RURAL AMERICA — A couple of times a day my crazy tortoiseshell cat Luna leaps from my lap, heading toward a windowsill, yellow-orange eyes wide and bright. There are interlopers just outside a window; catbirds, yes catbirds nesting in a tall shrub, driving her crazy. Because I know her history, born in Memphis, adopted in Dubuque, I know she has no idea what a catbird is, but it’s OK.
She also heads for the windowsill when newborn baby fawns trot behind their mothers across the front yard, and this year there have been a good number of them. There is nothing more adorable than dappled fawns following their mothers, fawns not much larger than a cat. It’s that time of year. Come on out, set up a chair in my lane, and see for yourself.
Speaking of my lane, last week I pulled into the lane, startling a woodchuck. She took off running, not into the tall grass as one might expect, but down the lane ahead of me. Not sure what parts we were playing in this little drama but it was amusing for me. It’s not every day that I very slowly follow a furry, wild creature down a 700-foot lane.
It’s beautiful here now, and busy. Clouds overhead look to have been painted by Belgian surrealist Rene Magritte, layer upon soft layer. Birds are everywhere. Baltimore orioles have returned to my woods and just to the east hundreds of American white pelicans are heading north along the big river flyway. A lone turkey pecks her way through a field in front of my house and there is Luna on the sill again, curious.
The first cutting of hay has begun in earnest and the air smells sweet. Hillsides are blanketed in deep green, as corn and green bean plants emerge from the earth.

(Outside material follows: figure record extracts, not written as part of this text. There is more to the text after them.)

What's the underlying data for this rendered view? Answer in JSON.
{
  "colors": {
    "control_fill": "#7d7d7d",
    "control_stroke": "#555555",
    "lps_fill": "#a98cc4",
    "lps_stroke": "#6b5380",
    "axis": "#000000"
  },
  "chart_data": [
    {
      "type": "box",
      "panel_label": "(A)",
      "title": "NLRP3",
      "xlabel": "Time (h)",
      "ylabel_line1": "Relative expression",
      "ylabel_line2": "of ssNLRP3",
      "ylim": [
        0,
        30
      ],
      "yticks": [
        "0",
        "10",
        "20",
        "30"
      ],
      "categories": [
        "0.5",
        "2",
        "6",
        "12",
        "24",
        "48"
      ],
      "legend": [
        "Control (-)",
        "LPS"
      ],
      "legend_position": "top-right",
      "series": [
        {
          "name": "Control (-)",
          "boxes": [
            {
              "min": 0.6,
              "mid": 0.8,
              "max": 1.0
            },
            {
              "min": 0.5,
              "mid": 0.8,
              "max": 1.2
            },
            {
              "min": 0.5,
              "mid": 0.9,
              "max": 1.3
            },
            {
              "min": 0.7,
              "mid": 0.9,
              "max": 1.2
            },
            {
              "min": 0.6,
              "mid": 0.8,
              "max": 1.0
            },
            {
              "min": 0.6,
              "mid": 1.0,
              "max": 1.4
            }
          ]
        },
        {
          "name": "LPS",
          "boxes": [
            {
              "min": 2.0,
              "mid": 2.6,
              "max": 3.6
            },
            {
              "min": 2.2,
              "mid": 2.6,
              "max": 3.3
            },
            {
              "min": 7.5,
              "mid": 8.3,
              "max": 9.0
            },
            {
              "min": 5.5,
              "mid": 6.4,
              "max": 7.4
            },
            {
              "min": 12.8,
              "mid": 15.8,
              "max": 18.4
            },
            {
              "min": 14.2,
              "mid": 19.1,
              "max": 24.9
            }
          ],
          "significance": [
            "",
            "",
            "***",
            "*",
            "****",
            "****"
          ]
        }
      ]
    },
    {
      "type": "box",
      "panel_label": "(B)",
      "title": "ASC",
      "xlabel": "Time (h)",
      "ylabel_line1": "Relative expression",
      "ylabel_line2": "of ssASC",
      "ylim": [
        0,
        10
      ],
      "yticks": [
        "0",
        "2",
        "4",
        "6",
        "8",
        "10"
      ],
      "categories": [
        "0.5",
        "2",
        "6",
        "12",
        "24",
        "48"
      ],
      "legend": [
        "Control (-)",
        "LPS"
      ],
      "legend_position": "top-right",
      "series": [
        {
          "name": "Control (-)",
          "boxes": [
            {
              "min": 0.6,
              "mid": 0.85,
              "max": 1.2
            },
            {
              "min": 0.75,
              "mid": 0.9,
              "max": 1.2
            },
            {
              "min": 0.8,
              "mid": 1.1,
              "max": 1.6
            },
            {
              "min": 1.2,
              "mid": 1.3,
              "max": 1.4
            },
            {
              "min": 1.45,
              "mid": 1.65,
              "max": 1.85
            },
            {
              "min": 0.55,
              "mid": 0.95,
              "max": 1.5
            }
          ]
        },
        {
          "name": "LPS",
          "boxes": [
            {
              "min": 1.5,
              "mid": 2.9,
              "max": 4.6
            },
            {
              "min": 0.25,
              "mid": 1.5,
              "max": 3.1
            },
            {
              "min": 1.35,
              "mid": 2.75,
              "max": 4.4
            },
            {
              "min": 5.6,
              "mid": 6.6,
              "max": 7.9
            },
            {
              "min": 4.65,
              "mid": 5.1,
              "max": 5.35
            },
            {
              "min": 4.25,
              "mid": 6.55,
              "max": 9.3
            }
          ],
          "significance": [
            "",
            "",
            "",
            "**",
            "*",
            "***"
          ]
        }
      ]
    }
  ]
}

On a more personal note, two weeks ago I had a medical appointment at a hospital in a mid-sized city about an hour or so from my place and afterwards I rode an elevator with a woman, maybe my age, perhaps a little older, and we talked as we descended to street level. Walking toward the parking garage I mentioned that my wife had died on Christmas Eve. Not sure how that came to be the subject, but there you are, me likely looking for some sympathy.
She offered her condolences and then offered, “My husband died nine years ago.” I, too, offered my condolences, then she said, “It was the best day of my life. He was abusive.” Here’s where lightning arcs across a dark sky, thunder rumbles in the distance, then suddenly the skies clear when she says, “Every day now is a good day.” I turned to her and she was smiling.
Oh my gosh. For months I’ve been wandering in a fog feeling sorry for my dead wife, and for myself, not really acknowledging the incredible pain others have carried with them during their lives, pain I cannot begin to fathom. What a fool I am. Who am I to think my pain and grief are unique? On that warm afternoon when the sun was hot, the air humid, two people met, walked across a parking lot together, and likely revealed more than they should have. It was a beautiful thing, and I’ve not been the same since.